US govt blocked scientists on spill estimate: Panel
Washington: The Obama administration blocked efforts by government scientists to tell the public just how bad the Gulf oil spill could become and committed other missteps that raised questions about its competence and candour during the crisis, according to a commission appointed by the President to investigate the disaster.
In documents released on Wednesday, the national oil spill commission's staff describes "not an incidental public relations problem" by the White House in the wake of the April 20 accident.
Among other things, the report says, the administration made erroneous early estimates of the spill's size, and President Barack Obama's senior energy adviser went on national TV and mischaracterised a government analysis by saying it showed most of the oil was "gone”. The analysis actually said it could still be there.
"By initially underestimating the amount of oil flow and then, at the end of the summer, appearing to underestimate the amount of oil remaining in the Gulf, the federal government created the impression that it was either not fully competent to handle the spill or not fully candid with the American people about the scope of the problem," the report says.
The administration disputed the commission findings, saying senior government officials "were clear with the public what the worst-case flow rate could be”.
In a statement on Wednesday, National Oceanic and Atmospheric Administration chief Jane Lubchenco and White House budget director Jeffrey Zients pointed out that in early May, Interior Secretary Ken Salazar and Coast Guard Admiral Thad Allen told the public that the worst-case scenario could be more than 100,000 barrels a day, or 4.2 million gallons.
For the first time, the documents — which are preliminary findings by the panel's staff — show that the White House was directly involved in controlling the message as it struggled to convey that it, not BP, was in charge of responding to what eventually became the biggest offshore oil spill in US history.
Citing interviews with government officials, the report reveals that in late April or early May, the White House budget office denied a request from NOAA to make public its worst-case estimate of how much oil could spew from the blown-out well.

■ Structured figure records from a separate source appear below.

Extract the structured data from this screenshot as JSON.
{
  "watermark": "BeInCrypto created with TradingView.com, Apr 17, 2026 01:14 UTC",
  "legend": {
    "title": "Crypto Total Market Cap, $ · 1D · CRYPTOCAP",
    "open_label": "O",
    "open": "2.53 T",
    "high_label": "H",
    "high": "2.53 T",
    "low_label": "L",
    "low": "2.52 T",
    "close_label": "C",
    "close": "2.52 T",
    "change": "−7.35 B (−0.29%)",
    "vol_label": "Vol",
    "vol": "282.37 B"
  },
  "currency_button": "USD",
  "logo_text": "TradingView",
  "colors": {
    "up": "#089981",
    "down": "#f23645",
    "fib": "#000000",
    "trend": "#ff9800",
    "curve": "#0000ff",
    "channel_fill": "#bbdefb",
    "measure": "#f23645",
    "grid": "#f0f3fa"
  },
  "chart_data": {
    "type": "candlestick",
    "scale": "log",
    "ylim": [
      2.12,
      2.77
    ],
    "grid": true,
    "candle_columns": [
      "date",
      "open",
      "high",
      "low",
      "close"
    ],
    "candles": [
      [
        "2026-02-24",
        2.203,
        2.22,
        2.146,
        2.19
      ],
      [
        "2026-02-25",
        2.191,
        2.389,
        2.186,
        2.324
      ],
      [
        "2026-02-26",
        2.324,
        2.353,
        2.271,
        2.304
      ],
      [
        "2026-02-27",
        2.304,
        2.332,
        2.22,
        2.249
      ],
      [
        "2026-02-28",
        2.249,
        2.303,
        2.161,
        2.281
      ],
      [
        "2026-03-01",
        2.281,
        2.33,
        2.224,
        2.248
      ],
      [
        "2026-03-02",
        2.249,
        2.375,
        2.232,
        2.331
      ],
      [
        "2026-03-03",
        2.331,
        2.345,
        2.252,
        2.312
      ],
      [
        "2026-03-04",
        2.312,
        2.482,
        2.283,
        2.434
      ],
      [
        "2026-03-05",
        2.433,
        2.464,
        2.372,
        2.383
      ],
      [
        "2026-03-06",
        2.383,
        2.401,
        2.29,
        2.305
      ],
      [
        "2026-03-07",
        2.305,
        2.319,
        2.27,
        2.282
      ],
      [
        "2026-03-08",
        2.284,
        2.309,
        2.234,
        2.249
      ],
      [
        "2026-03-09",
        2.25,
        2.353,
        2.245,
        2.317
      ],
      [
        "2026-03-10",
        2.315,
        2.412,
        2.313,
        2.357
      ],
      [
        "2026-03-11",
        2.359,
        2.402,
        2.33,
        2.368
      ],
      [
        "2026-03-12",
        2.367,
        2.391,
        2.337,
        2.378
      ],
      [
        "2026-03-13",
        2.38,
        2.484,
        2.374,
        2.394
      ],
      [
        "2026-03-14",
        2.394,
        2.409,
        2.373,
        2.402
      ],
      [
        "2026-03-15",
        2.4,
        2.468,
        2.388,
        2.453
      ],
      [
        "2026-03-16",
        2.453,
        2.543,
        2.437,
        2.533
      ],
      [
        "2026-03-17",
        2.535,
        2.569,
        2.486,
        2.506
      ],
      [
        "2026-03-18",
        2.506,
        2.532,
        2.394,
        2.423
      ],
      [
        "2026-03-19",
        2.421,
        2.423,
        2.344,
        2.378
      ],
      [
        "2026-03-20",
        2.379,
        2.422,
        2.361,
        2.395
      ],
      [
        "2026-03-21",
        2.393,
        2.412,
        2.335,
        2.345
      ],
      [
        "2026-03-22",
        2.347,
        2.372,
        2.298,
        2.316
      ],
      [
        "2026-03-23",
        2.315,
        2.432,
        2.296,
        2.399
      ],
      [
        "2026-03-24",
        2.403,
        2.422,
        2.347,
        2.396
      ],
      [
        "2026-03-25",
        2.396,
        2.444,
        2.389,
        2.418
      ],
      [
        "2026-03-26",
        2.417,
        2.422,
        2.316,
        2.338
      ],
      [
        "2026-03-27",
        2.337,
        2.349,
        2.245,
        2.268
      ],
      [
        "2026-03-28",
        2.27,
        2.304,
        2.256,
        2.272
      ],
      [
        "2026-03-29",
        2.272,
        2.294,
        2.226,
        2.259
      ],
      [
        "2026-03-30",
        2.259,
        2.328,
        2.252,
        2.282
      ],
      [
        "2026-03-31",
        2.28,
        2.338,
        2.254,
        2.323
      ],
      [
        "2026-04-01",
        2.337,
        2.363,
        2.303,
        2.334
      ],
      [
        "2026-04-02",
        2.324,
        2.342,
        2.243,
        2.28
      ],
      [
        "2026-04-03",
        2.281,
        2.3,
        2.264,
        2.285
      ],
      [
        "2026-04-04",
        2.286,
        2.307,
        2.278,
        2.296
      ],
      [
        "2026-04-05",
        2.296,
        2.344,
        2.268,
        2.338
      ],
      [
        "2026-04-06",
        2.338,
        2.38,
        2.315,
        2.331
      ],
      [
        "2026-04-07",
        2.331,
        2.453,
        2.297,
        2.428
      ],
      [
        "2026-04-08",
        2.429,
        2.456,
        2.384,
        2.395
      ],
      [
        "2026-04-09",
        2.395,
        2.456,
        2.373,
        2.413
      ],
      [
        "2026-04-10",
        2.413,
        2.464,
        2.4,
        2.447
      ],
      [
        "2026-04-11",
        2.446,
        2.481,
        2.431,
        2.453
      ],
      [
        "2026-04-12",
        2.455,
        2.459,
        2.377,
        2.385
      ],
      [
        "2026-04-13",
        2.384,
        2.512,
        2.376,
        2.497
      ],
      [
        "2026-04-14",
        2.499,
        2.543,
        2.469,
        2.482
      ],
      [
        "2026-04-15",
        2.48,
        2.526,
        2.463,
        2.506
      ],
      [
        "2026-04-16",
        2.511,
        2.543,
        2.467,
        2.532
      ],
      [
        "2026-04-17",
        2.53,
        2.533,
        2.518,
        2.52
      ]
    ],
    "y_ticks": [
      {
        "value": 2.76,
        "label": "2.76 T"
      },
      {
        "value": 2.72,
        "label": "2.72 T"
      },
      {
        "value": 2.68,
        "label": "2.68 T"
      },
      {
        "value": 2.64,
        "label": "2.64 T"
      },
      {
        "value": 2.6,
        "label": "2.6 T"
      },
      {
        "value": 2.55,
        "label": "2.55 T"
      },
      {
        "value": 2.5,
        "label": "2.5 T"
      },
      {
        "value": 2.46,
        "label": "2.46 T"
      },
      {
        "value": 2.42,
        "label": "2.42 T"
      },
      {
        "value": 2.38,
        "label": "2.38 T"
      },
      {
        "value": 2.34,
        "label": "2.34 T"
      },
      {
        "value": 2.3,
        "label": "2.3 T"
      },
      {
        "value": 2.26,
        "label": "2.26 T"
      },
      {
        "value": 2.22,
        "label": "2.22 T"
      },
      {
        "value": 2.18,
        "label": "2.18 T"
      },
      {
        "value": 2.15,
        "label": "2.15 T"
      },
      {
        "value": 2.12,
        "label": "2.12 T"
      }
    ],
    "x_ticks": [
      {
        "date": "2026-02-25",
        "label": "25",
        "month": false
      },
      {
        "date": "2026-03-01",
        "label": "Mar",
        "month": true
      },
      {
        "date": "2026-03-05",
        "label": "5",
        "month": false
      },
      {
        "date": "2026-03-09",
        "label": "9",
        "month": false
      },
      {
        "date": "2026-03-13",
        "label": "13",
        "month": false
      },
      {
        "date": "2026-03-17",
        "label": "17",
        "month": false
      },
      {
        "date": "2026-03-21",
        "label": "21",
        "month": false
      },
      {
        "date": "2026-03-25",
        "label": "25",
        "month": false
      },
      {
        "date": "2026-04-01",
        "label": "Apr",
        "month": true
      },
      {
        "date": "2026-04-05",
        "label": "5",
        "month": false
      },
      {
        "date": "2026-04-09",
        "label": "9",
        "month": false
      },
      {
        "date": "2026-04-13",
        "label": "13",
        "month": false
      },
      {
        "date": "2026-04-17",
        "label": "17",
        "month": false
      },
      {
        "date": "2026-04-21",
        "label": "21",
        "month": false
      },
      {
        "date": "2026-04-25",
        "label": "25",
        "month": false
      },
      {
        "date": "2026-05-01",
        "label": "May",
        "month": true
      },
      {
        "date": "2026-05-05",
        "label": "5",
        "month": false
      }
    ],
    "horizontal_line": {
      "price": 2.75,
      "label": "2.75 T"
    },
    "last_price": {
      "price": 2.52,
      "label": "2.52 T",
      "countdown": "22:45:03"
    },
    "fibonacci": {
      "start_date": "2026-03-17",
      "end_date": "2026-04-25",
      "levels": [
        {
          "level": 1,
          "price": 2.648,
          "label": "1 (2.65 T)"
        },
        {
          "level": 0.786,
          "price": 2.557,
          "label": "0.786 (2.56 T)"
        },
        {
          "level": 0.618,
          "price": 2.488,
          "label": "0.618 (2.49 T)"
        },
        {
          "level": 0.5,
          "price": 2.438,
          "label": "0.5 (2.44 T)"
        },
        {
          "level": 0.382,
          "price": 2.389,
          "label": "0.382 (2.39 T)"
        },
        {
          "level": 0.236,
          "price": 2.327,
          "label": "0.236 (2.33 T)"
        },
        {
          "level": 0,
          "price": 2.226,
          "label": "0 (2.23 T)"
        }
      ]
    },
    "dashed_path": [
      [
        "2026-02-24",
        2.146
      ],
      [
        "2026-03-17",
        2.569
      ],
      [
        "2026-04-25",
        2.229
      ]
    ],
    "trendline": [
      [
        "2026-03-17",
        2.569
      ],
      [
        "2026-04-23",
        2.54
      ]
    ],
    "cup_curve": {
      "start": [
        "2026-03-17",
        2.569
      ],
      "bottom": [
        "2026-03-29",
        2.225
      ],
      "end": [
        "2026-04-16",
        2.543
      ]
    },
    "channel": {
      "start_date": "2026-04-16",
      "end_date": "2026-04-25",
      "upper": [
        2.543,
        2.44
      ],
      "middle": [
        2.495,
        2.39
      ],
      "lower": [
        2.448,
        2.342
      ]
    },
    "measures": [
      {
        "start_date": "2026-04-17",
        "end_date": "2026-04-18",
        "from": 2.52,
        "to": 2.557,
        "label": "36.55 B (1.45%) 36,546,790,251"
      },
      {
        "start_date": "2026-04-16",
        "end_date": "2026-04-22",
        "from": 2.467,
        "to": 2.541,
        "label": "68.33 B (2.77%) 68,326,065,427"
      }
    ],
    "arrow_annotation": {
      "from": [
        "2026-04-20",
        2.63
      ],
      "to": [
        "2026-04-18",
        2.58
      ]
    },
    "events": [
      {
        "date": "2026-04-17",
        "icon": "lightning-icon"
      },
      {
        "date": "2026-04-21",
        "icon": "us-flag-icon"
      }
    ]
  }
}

The Unified Command — the government team in charge of the spill response — also was discussing the possibility of making the numbers public, the report says.
The report shows "the political process was in charge and science really does not have the role that was touted," said Christopher D'Elia, dean of environmental studies at Louisiana State University.
The White House budget office has traditionally been a clearinghouse for administration domestic policy. Why exactly the administration didn't want to emphasise the worst-case scenario is not made clear in the report.
However, Kenneth Baer, a spokesman for the Office of Management and Budget, said the budget office had concerns about the reliability of the NOAA estimates.
"The issue was the modelling, the science and the assumptions they were using to come up with their analysis. Not public relations or presentation," he said. "We offered NOAA suggestions of ways to improve their analysis, and they happily accepted it."
Jerry Miller, head of the White House science office's ocean subcommittee, said in an interview at a St Petersburg, Fla, scientific conference on the oil spill that he didn't think the budget office censored NOAA.
"I would very much doubt that anyone would put restrictions on NOAA's ability to articulate factual information," Miller said.
The explosion in the Gulf of Mexico killed 11 workers, spewed 206 million gallons of oil from the damaged oil well, and sank the Deepwater Horizon drilling rig.
BP's drilling permit for the well originally estimated the worst-case scenario to be a leak of 6.8 million gallons per day. In late April, just after the spill began, the Coast Guard and NOAA received an updated worst-case estimate of 2.7 million to 4.6 million gallons per day.
While those figures were used as the basis for the government's response to the spill — they appeared on an internal Coast Guard situation report and on a dry-erase board in NOAA's Seattle war room — they were never announced to the public, according to the report.
However, they were, in fact, announced, as news stories from May 02 to May 05 show, though the figures received little attention at the time.
For more than a month after the explosion, government officials were telling the public that the well was releasing 210,000 gallons per day. In early August, in its final estimate of the spill's flow, the government said it was gushing 2.6 million gallons per day — close to the worst-case predictions.